Consider the following code:
struct Foo
{
typedef bool (*fptr_t)(int);
operator fptr_t() const
{
return _func;
}
fptr_t _func;
};
class Wrapper
{
public:
Wrapper(const Foo&) {}
};
void foo(bool b)
{
}
void foo(Wrapper w)
{
}
int main()
{
Foo f;
foo(f);
}
Which doesn't compile with an "ambiguous call to overloaded function" error.
As I see it, both foo overloads would require a user-defined conversion. However for the Wrapper version, the conversion goes
Foo->(user-defined conversion)Wrapper = exact match
while for the bool version the conversion goes
Foo->(user-defined conversion)fptr_t->(implicit conversion)bool = exact match
which requires an additional step. Furthermore, cppreference states (although I couldn't find the exact paragraph of the standard)

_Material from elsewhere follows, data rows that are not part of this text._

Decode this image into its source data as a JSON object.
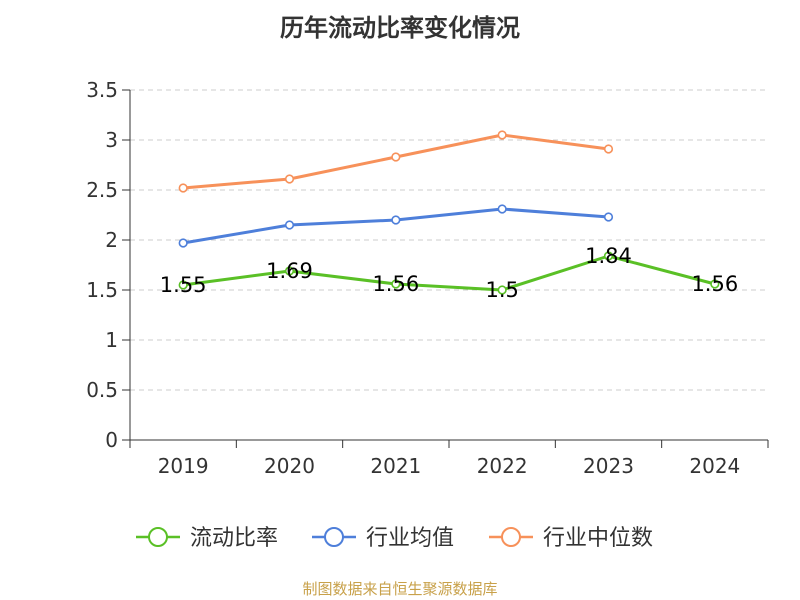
{
  "title": "历年流动比率变化情况",
  "source": "制图数据来自恒生聚源数据库",
  "colors": {
    "current_ratio": "#5ac026",
    "industry_avg": "#4e7fda",
    "industry_median": "#f7915a",
    "grid": "#cccccc",
    "axis": "#333333"
  },
  "chart_data": {
    "type": "line",
    "title": "历年流动比率变化情况",
    "categories": [
      "2019",
      "2020",
      "2021",
      "2022",
      "2023",
      "2024"
    ],
    "ylim": [
      0,
      3.5
    ],
    "yticks": [
      "0",
      "0.5",
      "1",
      "1.5",
      "2",
      "2.5",
      "3",
      "3.5"
    ],
    "grid": true,
    "legend_position": "bottom",
    "series": [
      {
        "name": "流动比率",
        "values": [
          1.55,
          1.69,
          1.56,
          1.5,
          1.84,
          1.56
        ],
        "labels": [
          "1.55",
          "1.69",
          "1.56",
          "1.5",
          "1.84",
          "1.56"
        ],
        "color": "#5ac026"
      },
      {
        "name": "行业均值",
        "values": [
          1.97,
          2.15,
          2.2,
          2.31,
          2.23,
          null
        ],
        "color": "#4e7fda"
      },
      {
        "name": "行业中位数",
        "values": [
          2.52,
          2.61,
          2.83,
          3.05,
          2.91,
          null
        ],
        "color": "#f7915a"
      }
    ]
  }
}
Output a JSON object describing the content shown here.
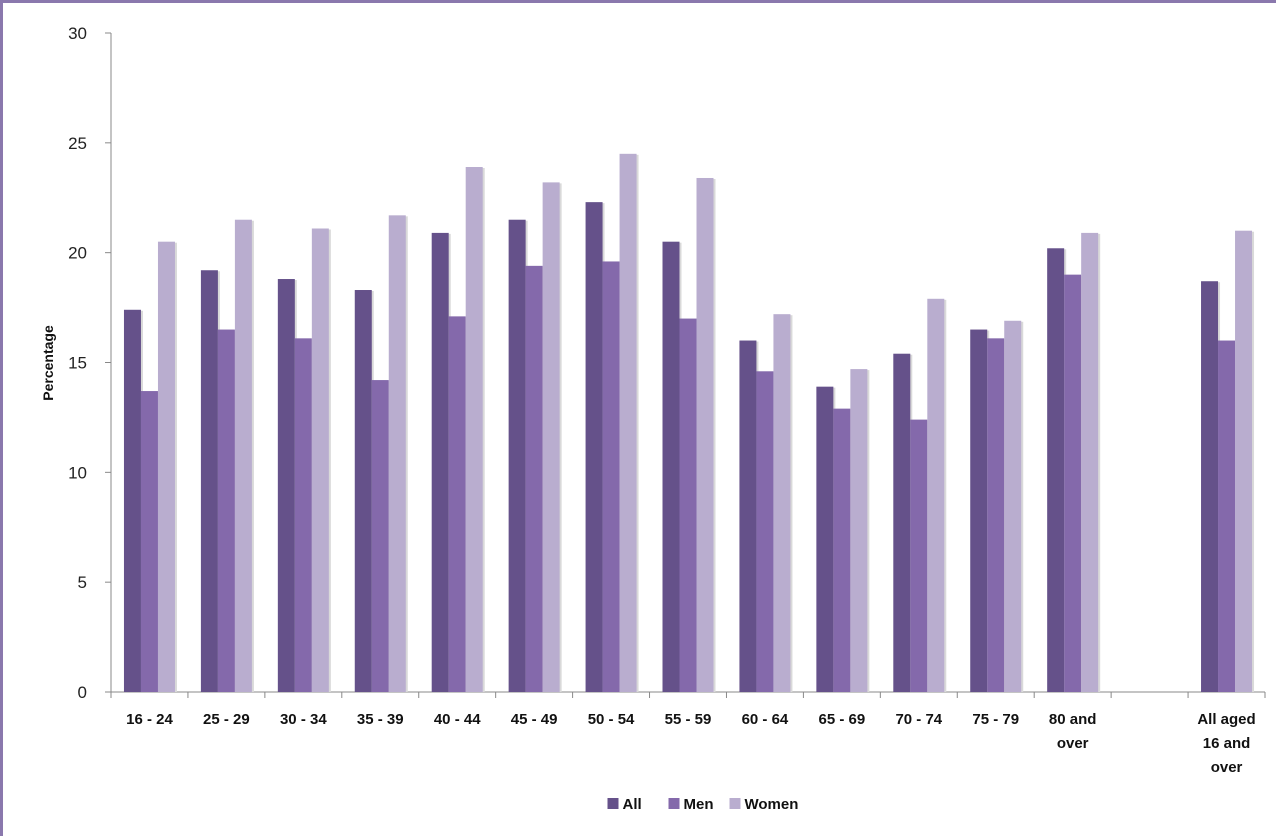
{
  "chart_data": {
    "type": "bar",
    "title": "",
    "xlabel": "",
    "ylabel": "Percentage",
    "ylim": [
      0,
      30
    ],
    "yticks": [
      0,
      5,
      10,
      15,
      20,
      25,
      30
    ],
    "grid": false,
    "legend_position": "bottom",
    "categories": [
      [
        "16 - 24"
      ],
      [
        "25 - 29"
      ],
      [
        "30 - 34"
      ],
      [
        "35 - 39"
      ],
      [
        "40 - 44"
      ],
      [
        "45 - 49"
      ],
      [
        "50 - 54"
      ],
      [
        "55 - 59"
      ],
      [
        "60 - 64"
      ],
      [
        "65 - 69"
      ],
      [
        "70 - 74"
      ],
      [
        "75 - 79"
      ],
      [
        "80 and",
        "over"
      ],
      [
        ""
      ],
      [
        "All aged",
        "16 and",
        "over"
      ]
    ],
    "series": [
      {
        "name": "All",
        "color": "#65518a",
        "values": [
          17.4,
          19.2,
          18.8,
          18.3,
          20.9,
          21.5,
          22.3,
          20.5,
          16.0,
          13.9,
          15.4,
          16.5,
          20.2,
          null,
          18.7
        ]
      },
      {
        "name": "Men",
        "color": "#8469ab",
        "values": [
          13.7,
          16.5,
          16.1,
          14.2,
          17.1,
          19.4,
          19.6,
          17.0,
          14.6,
          12.9,
          12.4,
          16.1,
          19.0,
          null,
          16.0
        ]
      },
      {
        "name": "Women",
        "color": "#b9adcf",
        "values": [
          20.5,
          21.5,
          21.1,
          21.7,
          23.9,
          23.2,
          24.5,
          23.4,
          17.2,
          14.7,
          17.9,
          16.9,
          20.9,
          null,
          21.0
        ]
      }
    ]
  }
}
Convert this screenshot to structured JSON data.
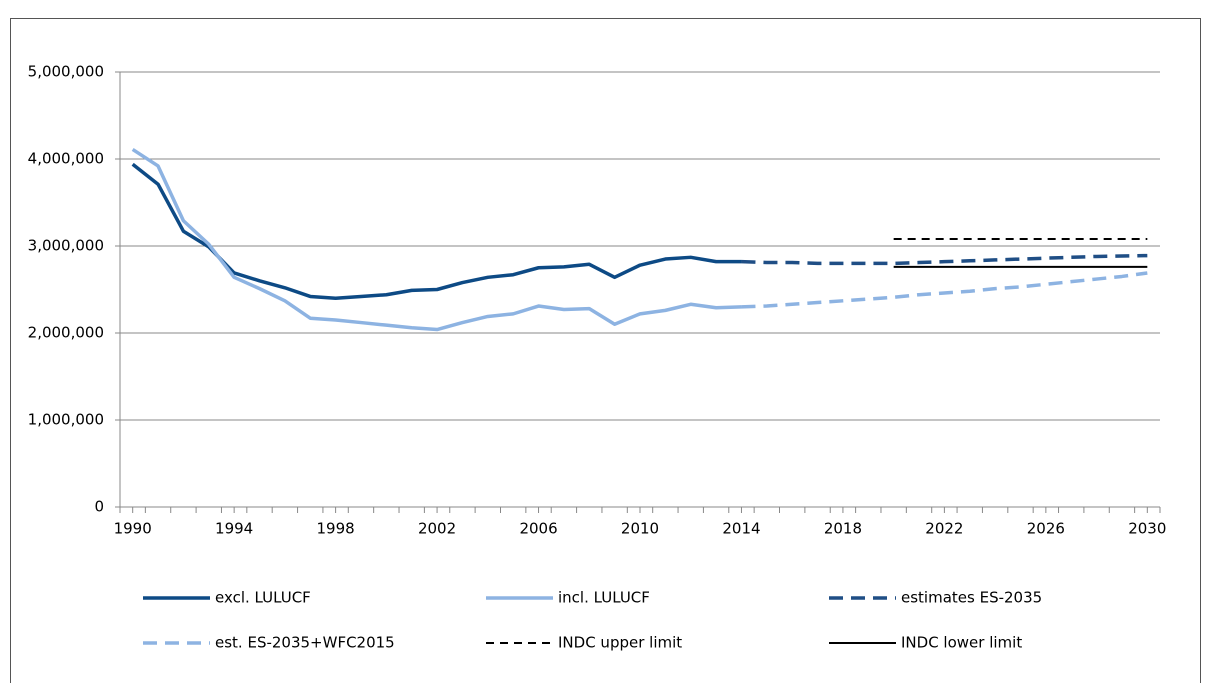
{
  "chart_data": {
    "type": "line",
    "xlim": [
      1989.5,
      2030.5
    ],
    "xticks": [
      1990,
      1994,
      1998,
      2002,
      2006,
      2010,
      2014,
      2018,
      2022,
      2026,
      2030
    ],
    "ylim": [
      0,
      5000000
    ],
    "yticks": [
      0,
      {
        "value": 1000000,
        "label": "1,000,000"
      },
      {
        "value": 2000000,
        "label": "2,000,000"
      },
      {
        "value": 3000000,
        "label": "3,000,000"
      },
      {
        "value": 4000000,
        "label": "4,000,000"
      },
      {
        "value": 5000000,
        "label": "5,000,000"
      }
    ],
    "grid": true,
    "legend": "bottom",
    "series": [
      {
        "name": "excl. LULUCF",
        "color": "#0d4a85",
        "dashed": false,
        "x": [
          1990,
          1991,
          1992,
          1993,
          1994,
          1995,
          1996,
          1997,
          1998,
          1999,
          2000,
          2001,
          2002,
          2003,
          2004,
          2005,
          2006,
          2007,
          2008,
          2009,
          2010,
          2011,
          2012,
          2013,
          2014
        ],
        "values": [
          3940000,
          3710000,
          3170000,
          2990000,
          2690000,
          2600000,
          2520000,
          2420000,
          2400000,
          2420000,
          2440000,
          2490000,
          2500000,
          2580000,
          2640000,
          2670000,
          2750000,
          2760000,
          2790000,
          2640000,
          2780000,
          2850000,
          2870000,
          2820000,
          2820000
        ]
      },
      {
        "name": "incl. LULUCF",
        "color": "#8db3e2",
        "dashed": false,
        "x": [
          1990,
          1991,
          1992,
          1993,
          1994,
          1995,
          1996,
          1997,
          1998,
          1999,
          2000,
          2001,
          2002,
          2003,
          2004,
          2005,
          2006,
          2007,
          2008,
          2009,
          2010,
          2011,
          2012,
          2013,
          2014
        ],
        "values": [
          4110000,
          3920000,
          3290000,
          3020000,
          2640000,
          2510000,
          2370000,
          2170000,
          2150000,
          2120000,
          2090000,
          2060000,
          2040000,
          2120000,
          2190000,
          2220000,
          2310000,
          2270000,
          2280000,
          2100000,
          2220000,
          2260000,
          2330000,
          2290000,
          2300000
        ]
      },
      {
        "name": "estimates ES-2035",
        "color": "#1f4e85",
        "dashed": true,
        "x": [
          2014,
          2015,
          2016,
          2017,
          2018,
          2019,
          2020,
          2021,
          2022,
          2023,
          2024,
          2025,
          2026,
          2027,
          2028,
          2029,
          2030
        ],
        "values": [
          2820000,
          2810000,
          2810000,
          2800000,
          2800000,
          2800000,
          2800000,
          2810000,
          2820000,
          2830000,
          2840000,
          2850000,
          2860000,
          2870000,
          2880000,
          2885000,
          2890000
        ]
      },
      {
        "name": "est. ES-2035+WFC2015",
        "color": "#8db3e2",
        "dashed": true,
        "x": [
          2014,
          2015,
          2016,
          2017,
          2018,
          2019,
          2020,
          2021,
          2022,
          2023,
          2024,
          2025,
          2026,
          2027,
          2028,
          2029,
          2030
        ],
        "values": [
          2300000,
          2310000,
          2330000,
          2350000,
          2370000,
          2390000,
          2410000,
          2440000,
          2460000,
          2480000,
          2510000,
          2530000,
          2560000,
          2590000,
          2620000,
          2650000,
          2690000
        ]
      },
      {
        "name": "INDC upper limit",
        "color": "#000000",
        "dashed": true,
        "x": [
          2020,
          2030
        ],
        "values": [
          3080000,
          3080000
        ]
      },
      {
        "name": "INDC lower limit",
        "color": "#000000",
        "dashed": false,
        "x": [
          2020,
          2030
        ],
        "values": [
          2760000,
          2760000
        ]
      }
    ]
  }
}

If two conversion sequences are indistinguishable because they have the same rank, the following additional rules apply: 1) Conversion that does not involve pointer to bool or pointer-to-member to bool is better than the one that does.
which also seems to be the case here. So why is this call still ambiguous?
Both conversion sequences are user-defined conversion sequences.
User-defined conversion sequences that contain different constructors/conversion functions are always considered ambiguous, no matter whether additional standard conversion sequences in the user-defined conversion sequence differ in rank.